Once you are confident in this phase, turn it in (commit it to your repository) before moving to the next phase. In addition to your code, submit a README file (in txt or pdf format only, please) that includes two paragraphs (no more than 250 words) that describes (1) the data structures you use to track each memory allocation and (2) the algorithm you use to select which memory to allocate/reallocate.
Once you have a basic working implementation, it's time to consider optimizations. The first step is to implement coalescing of free space. (If a user frees adjacent blocks of size N and M, it should be possible to use that space to allocate a block of size up to N + M.) The second step is to consider how to reduce the space overhead required to maintain the allocation metadata. The third and final step is to reduce the time required to find the best space to allocate while simultaneously minimizing unusable space. (You should probably allocate space from the smallest available block whenever possible.)

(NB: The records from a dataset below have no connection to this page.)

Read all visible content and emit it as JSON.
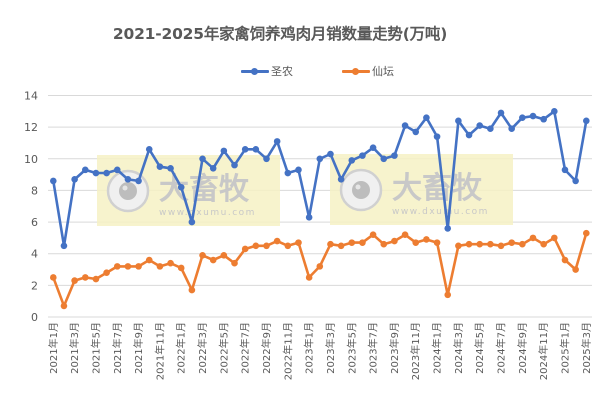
{
  "chart_data": {
    "type": "line",
    "title": "2021-2025年家禽饲养鸡肉月销数量走势(万吨)",
    "xlabel": "",
    "ylabel": "",
    "ylim": [
      0,
      14
    ],
    "yticks": [
      0,
      2,
      4,
      6,
      8,
      10,
      12,
      14
    ],
    "grid": true,
    "legend_position": "top",
    "x_tick_labels_shown": [
      "2021年1月",
      "2021年3月",
      "2021年5月",
      "2021年7月",
      "2021年9月",
      "2021年11月",
      "2022年1月",
      "2022年3月",
      "2022年5月",
      "2022年7月",
      "2022年9月",
      "2022年11月",
      "2023年1月",
      "2023年3月",
      "2023年5月",
      "2023年7月",
      "2023年9月",
      "2023年11月",
      "2024年1月",
      "2024年3月",
      "2024年5月",
      "2024年7月",
      "2024年9月",
      "2024年11月",
      "2025年1月",
      "2025年3月"
    ],
    "categories": [
      "2021年1月",
      "2021年2月",
      "2021年3月",
      "2021年4月",
      "2021年5月",
      "2021年6月",
      "2021年7月",
      "2021年8月",
      "2021年9月",
      "2021年10月",
      "2021年11月",
      "2021年12月",
      "2022年1月",
      "2022年2月",
      "2022年3月",
      "2022年4月",
      "2022年5月",
      "2022年6月",
      "2022年7月",
      "2022年8月",
      "2022年9月",
      "2022年10月",
      "2022年11月",
      "2022年12月",
      "2023年1月",
      "2023年2月",
      "2023年3月",
      "2023年4月",
      "2023年5月",
      "2023年6月",
      "2023年7月",
      "2023年8月",
      "2023年9月",
      "2023年10月",
      "2023年11月",
      "2023年12月",
      "2024年1月",
      "2024年2月",
      "2024年3月",
      "2024年4月",
      "2024年5月",
      "2024年6月",
      "2024年7月",
      "2024年8月",
      "2024年9月",
      "2024年10月",
      "2024年11月",
      "2024年12月",
      "2025年1月",
      "2025年2月",
      "2025年3月"
    ],
    "series": [
      {
        "name": "圣农",
        "color": "#4472C4",
        "values": [
          8.6,
          4.5,
          8.7,
          9.3,
          9.1,
          9.1,
          9.3,
          8.7,
          8.6,
          10.6,
          9.5,
          9.4,
          8.2,
          6.0,
          10.0,
          9.4,
          10.5,
          9.6,
          10.6,
          10.6,
          10.0,
          11.1,
          9.1,
          9.3,
          6.3,
          10.0,
          10.3,
          8.7,
          9.9,
          10.2,
          10.7,
          10.0,
          10.2,
          12.1,
          11.7,
          12.6,
          11.4,
          5.6,
          12.4,
          11.5,
          12.1,
          11.9,
          12.9,
          11.9,
          12.6,
          12.7,
          12.5,
          13.0,
          9.3,
          8.6,
          12.4
        ]
      },
      {
        "name": "仙坛",
        "color": "#ED7D31",
        "values": [
          2.5,
          0.7,
          2.3,
          2.5,
          2.4,
          2.8,
          3.2,
          3.2,
          3.2,
          3.6,
          3.2,
          3.4,
          3.1,
          1.7,
          3.9,
          3.6,
          3.9,
          3.4,
          4.3,
          4.5,
          4.5,
          4.8,
          4.5,
          4.7,
          2.5,
          3.2,
          4.6,
          4.5,
          4.7,
          4.7,
          5.2,
          4.6,
          4.8,
          5.2,
          4.7,
          4.9,
          4.7,
          1.4,
          4.5,
          4.6,
          4.6,
          4.6,
          4.5,
          4.7,
          4.6,
          5.0,
          4.6,
          5.0,
          3.6,
          3.0,
          5.3
        ]
      }
    ]
  },
  "title": "2021-2025年家禽饲养鸡肉月销数量走势(万吨)",
  "legend": [
    {
      "label": "圣农",
      "color": "#4472C4"
    },
    {
      "label": "仙坛",
      "color": "#ED7D31"
    }
  ],
  "watermark": {
    "text": "大畜牧",
    "url": "www.dxumu.com",
    "icon": "camera-lens-logo-icon"
  }
}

In addition to submitting your code, update your README to include one or two paragraphs (no more than 250 words) that describes the changes you made to improve the efficiency of your malloc and free implementations. Your description should include some justification (specific use cases or traces, for example) that of the design decisions you made.
Your submission this week will be evaluated by comparing it to system malloc and the submissions of your colleagues. We will spend some time in tutorial comparing implementations, so be prepared to discuss the optimizations you've implemented -- and be aware that your implementation will be run "live" to compare its performance to other submissions. The best performing submissions (compared to others in the class) can claim a trip to Starbucks; I'll pay for the maximally-sized beverage for each winner.
Each phase of the assignment should be submitted to your svn repository by the deadline. Don't forget to commit your README (in text or pdf format). We will pull the last commit before the deadline when marking each phase.